The reality of manufacturing is that most equipment isn’t used for anything at full capacity, despite the fact that under-utilized machinery has a clear impact on the bottom line. Total effective equipment performance, or TEEP, is a method of measuring performance against total capacity, enabling manufacturers to understand and improve utilization.
What is total effective equipment performance?
TEEP is one of the two closely-related measures indicating how well a manufacturing operation is utilized:
- Overall Equipment Effectiveness, or OEE, measures the percentage of scheduled production time that is fully productive.
- TEEP measures the percentage of total calendar hours that are fully productive.
The difference between the two is simply the maximum time that is available for production, which for TEEP is 24 hours a day, 365 days a year. Its advantage is that it provides an insight into the true potential of a manufacturing operation.
How is TEEP calculated?
To calculate total effective equipment performance, you first need an overall equipment effectiveness (OEE) score which is based on the following three factors:
- Availability: also known as uptime, this is the percentage of scheduled time when production is actually taking place.

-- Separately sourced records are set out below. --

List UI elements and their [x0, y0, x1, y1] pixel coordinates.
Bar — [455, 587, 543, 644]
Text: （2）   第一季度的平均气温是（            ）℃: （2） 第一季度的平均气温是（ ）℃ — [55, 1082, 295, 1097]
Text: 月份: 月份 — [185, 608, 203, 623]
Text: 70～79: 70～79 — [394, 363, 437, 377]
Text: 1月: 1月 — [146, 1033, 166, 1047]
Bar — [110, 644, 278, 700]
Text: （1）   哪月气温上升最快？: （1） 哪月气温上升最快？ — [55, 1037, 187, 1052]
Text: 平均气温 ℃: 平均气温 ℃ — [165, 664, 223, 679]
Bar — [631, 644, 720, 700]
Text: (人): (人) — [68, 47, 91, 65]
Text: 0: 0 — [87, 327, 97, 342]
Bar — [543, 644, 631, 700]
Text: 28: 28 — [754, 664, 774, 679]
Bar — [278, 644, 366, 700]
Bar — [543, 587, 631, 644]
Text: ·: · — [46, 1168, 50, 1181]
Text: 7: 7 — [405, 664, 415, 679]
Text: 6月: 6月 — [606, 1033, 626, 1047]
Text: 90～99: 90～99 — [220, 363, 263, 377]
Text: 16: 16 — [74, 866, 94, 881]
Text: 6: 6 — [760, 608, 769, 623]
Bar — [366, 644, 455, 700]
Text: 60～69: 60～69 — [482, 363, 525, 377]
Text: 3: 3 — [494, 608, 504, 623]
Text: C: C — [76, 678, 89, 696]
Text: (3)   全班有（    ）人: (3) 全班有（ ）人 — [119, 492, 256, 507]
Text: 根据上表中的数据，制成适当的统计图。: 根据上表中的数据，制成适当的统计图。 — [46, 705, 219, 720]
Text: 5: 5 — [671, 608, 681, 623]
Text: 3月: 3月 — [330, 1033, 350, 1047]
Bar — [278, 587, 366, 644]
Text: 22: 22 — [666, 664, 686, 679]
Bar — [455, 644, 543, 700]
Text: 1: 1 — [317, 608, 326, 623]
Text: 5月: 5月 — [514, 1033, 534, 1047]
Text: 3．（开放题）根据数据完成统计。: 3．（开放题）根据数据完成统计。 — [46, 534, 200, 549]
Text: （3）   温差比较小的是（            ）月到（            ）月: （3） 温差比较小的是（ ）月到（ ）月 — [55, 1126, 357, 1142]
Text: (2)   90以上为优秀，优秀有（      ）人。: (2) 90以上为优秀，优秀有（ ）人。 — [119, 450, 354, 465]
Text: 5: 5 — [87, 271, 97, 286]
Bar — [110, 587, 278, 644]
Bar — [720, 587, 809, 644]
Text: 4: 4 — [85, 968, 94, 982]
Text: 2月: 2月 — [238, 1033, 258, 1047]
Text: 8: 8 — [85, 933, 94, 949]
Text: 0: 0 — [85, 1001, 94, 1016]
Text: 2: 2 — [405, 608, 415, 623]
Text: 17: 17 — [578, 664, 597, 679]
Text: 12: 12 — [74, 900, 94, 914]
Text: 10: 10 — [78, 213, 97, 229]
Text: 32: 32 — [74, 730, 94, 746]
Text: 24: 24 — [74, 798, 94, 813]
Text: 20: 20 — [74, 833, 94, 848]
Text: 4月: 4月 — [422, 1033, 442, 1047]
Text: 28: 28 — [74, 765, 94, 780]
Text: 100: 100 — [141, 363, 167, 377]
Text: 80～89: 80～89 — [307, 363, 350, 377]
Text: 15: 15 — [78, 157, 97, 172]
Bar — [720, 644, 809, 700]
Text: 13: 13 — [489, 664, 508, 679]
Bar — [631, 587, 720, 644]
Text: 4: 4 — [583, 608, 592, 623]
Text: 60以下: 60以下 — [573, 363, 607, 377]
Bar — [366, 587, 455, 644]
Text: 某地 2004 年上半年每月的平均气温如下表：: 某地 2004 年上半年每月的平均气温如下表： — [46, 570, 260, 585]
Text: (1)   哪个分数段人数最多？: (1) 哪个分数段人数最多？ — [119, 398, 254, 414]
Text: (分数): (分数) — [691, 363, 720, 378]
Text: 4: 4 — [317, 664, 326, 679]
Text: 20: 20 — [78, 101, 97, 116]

- Performance: the speed at which production takes place as a percentage of the intended speed.
- Quality: the number of products of acceptable quality as a percentage of the total products started.
Using the factors above, you would calculate an OEE score as follows:
Availability x performance x quality = % overall OEE
To understand what those percentages mean in the real world, you can measure it against the metrics listed below:
60% - 65% = typical
85% = world-class
100% = perfection. No downtime, operating at optimum speed, and no poor products.
Using the OEE score above, you would calculate TEEP as follows:
TEEP (scheduled production as % of calendar time) = OEE x utilization
Why does TEEP matter?
OEE is useful in demonstrating how productive a manufacturing operation is while it’s running, during scheduled working hours. TEEP takes things a step further and highlights the impact of scheduled downtime—primarily the hours the factory is closed. It demonstrates the untapped potential in a manufacturing plant, or the "hidden factory," showing how much more capacity a manufacturer has available to increase production without spending a single dollar on new equipment or property.
How to use OEE and TEEP formulas
Using the OEE and TEEP calculations set out above, a typical factory with an OEE of 65% operating two standard shifts only on weekdays might have a TEEP of just 30%. Machinery not being utilized for two-thirds of the time represents a huge wasted opportunity. TEEP offers more than just a stark insight into the extent of untapped capacity in a manufacturing operation; it can help with business planning, providing an indication of sales capacity based on the full production capacity of the plant. TEEP is also useful for looking at the scheduling effectiveness of production lines, in particular, allowing manufacturers to model the impact of changes to opening times or shift patterns.
How industry 4.0 can help
Neither TEEP nor OEE are new concepts, but with Industry 4.0 well upon us, there's no doubt that it enables more effective, reliable, and efficient monitoring of machine utilization. Solutions powered by the industrial internet of things (IIoT) allow manufacturers to view utilization metrics in real time from anywhere in the world. Data is collected across different machinery, collated, analyzed, and presented back, offering precise and up-to-the-minute visibility on production performance. IIoT-driven analytics also provide an accurate baseline when assessing production schedules, helping companies optimize the manufacturing process, forecast demand, increase product quality, and prevent equipment failure—all of which helps manufacturers take another step closer to the holy grail of peak asset utilization.
Meeting factory potential relies on total effective equipment performance
The reality for most manufacturers is that assets are under-utilized. Total effective equipment performance is a useful tool in measuring performance against the maximum possible capacity and demonstrating the bottom-line utilization of assets. TEEP offers manufacturers the opportunity to understand and meet the full potential of their factories–without spending any money on new equipment. Ultimately, monitoring and improving TEEP offers the most cost-effective method of increasing asset utilization, throughput, and profit.